La carte du TRAIL, montre la capacité de cette structure faible, d’eau, de parcours et de cordons boisés, à organiser les espaces publics, à les mettre en relation avec le transport en commun, à valoriser et connecter les infrastructures sociales, à connecter la ville au lac. La carte carte des éléments du paysage et espaces publics sélectionne les paysages qui enrichissent le TRAIL et ses icônes, urbaines et paysagères, les « monuments » de la Métropole alpino-lémanique qui peuvent la faire émerger en tant que construction de l’imaginaire collectif. 
Les cartes réalisées par les étudiants ont un caractère exploratoire et visionnaire (dans le sens d’illustrer une vision).

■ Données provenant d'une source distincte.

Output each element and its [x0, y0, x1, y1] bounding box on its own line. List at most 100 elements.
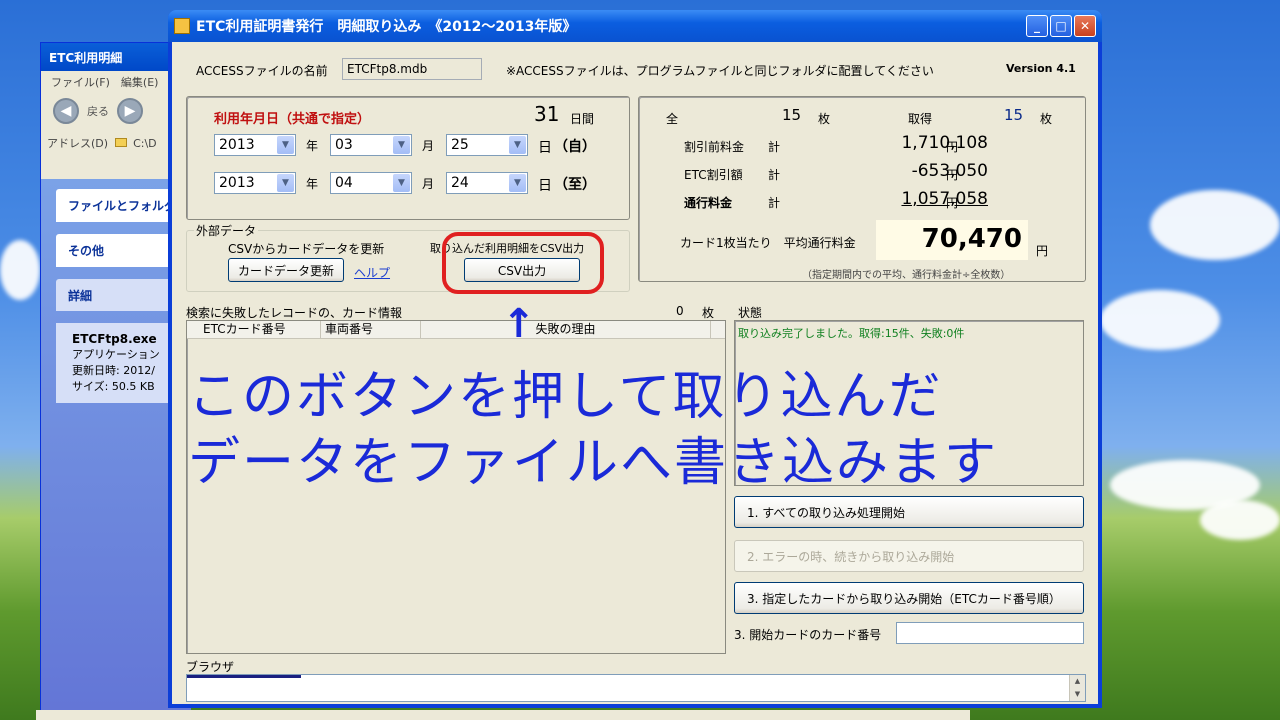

Elles sont accompagnées par des approfondissements à différentes échelles sur les territoires du Chablais (Valais), de la vallée de l’Arve, des deux versants du Léman qui montrent les potentialités de cette interprétation et par un Atlas qui décrit formes et géographies (naturelles, sociales, liées à la valeur foncière…) de la métropole alpino-lémanique.

La recherche se poursuit au Lab-U (EPFL) et implique l’atelier de projet de la III année. Elle est coordonnée par Paola Viganò avec Marine Durand, Roberto Sega, Antoine Vialle. Depuis 2016 elle s’enrichit de la participation à la réflexion DENSUISSE proposée par la Fondation Braillard (P. Mantziaras) avec la participation de l’ETH Zurich (M. Topalovic) et de l’Accademia de Mendrisio (Frédéric Bonnet).

Paola Viganò est professeur d’architecture à l’Ecole polytechnique fédérale de Lausanne.